The noun korban, “sacrifice,” and the verb lehakriv, “to offer something as a sacrifice,” actually mean “that which is brought close” and “the act of bringing close.” The key element is not so much giving something up (the usual meaning of sacrifice), but rather bringing something close to God. Lehakriv is to bring the animal element within us to be transformed through the Divine fire that once burned on the altar, and still burns at the heart of prayer if we truly seek closeness to God.
By one of the ironies of history, this ancient idea has become suddenly contemporary. Darwinism, the decoding of the human genome, and scientific materialism (the idea that the material is all there is) have led to the widespread conclusion that we are all animals, nothing more, nothing less. We share 98 per cent of our genes with the primates. We are, as Desmond Morris used to put it, “the naked ape.”[4] On this view, Homo sapiens exists by mere accident. We are the result of a random series of genetic mutations and just happened to be more adapted to survival than other species. The nefesh habeheimit, the animal soul, is all there is.

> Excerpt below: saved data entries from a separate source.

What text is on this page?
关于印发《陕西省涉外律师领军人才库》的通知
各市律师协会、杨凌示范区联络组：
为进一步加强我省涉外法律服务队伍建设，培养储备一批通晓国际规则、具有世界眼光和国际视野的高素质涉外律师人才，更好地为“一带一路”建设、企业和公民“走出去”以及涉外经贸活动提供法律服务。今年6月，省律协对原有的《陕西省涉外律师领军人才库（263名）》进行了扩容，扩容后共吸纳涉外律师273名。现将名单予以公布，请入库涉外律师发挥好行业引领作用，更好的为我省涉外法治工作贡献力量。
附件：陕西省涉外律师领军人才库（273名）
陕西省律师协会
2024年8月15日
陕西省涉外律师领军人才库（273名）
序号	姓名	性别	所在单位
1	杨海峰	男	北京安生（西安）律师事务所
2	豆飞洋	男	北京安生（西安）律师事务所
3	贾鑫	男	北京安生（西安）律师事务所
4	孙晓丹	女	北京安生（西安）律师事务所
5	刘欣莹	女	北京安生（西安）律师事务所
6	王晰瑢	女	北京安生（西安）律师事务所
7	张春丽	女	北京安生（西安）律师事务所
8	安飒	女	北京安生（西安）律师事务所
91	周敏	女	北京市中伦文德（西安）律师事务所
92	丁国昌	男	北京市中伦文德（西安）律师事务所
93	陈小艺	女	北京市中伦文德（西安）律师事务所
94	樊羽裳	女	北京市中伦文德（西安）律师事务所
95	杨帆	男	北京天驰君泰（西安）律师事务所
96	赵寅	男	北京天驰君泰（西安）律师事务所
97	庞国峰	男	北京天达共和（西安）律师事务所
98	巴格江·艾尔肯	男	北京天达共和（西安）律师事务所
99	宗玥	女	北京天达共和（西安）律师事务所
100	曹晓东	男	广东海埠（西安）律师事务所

The refutation of this idea – and it is surely among the most reductive ever to be held by intelligent minds – lies in the very act of sacrifice itself as the mystics understood it. We can redirect our animal instincts. We can rise above mere survival. We are capable of honouring boundaries. We can step outside our environment. As Harvard neuroscientist Steven Pinker put it: “Nature does not dictate what we should accept or how we should live,” adding, “and if my genes don’t like it they can go jump in the lake.”[5] Or, as Katharine Hepburn majestically said to Humphrey Bogart in The African Queen, “Nature, Mr Allnut, is what we were put on earth to rise above.”
We can transcend the beheimah, the bakar, and the tzon. No animal is capable of self-transformation, but we are. Poetry, music, love, wonder – the things that have no survival value but which speak to our deepest sense of being – all tell us that we are not mere animals, assemblages of selfish genes. By bringing that which is animal within us close to God, we allow the material to be suffused with the spiritual and we become something else: no longer slaves of nature but servants of the living God.
[1] Rabbi Shneur Zalman of Liadi, Likkutei Torah (Brooklyn, NY: Kehot, 1984), Vayikra 2aff.
[2] Ludwig Wittgenstein, Philosophical Investigations (New York: Macmillan, 1953), p. 309.
[3] The classic works on crowd behaviour and the herd instinct are Charles Mackay, Extraordinary Popular Delusions and the Madness of Crowds (London: Richard Bentley, 1841); Gustave le Bon, The Crowd: A Study of the Popular Mind (London: T. F. Unwin, 1897); Wilfred Trotter, Instincts of the Herd in Peace and War (London: T. F. Unwin, 1916); and Elias Canetti, Crowds and Power (New York: Viking Press, 1962).
[4] Desmond Morris, The Naked Ape (New York: Dell Publishing, 1984).
[5] Steven Pinker, How the Mind Works (New York: W.W. Norton, 1997), p. 54.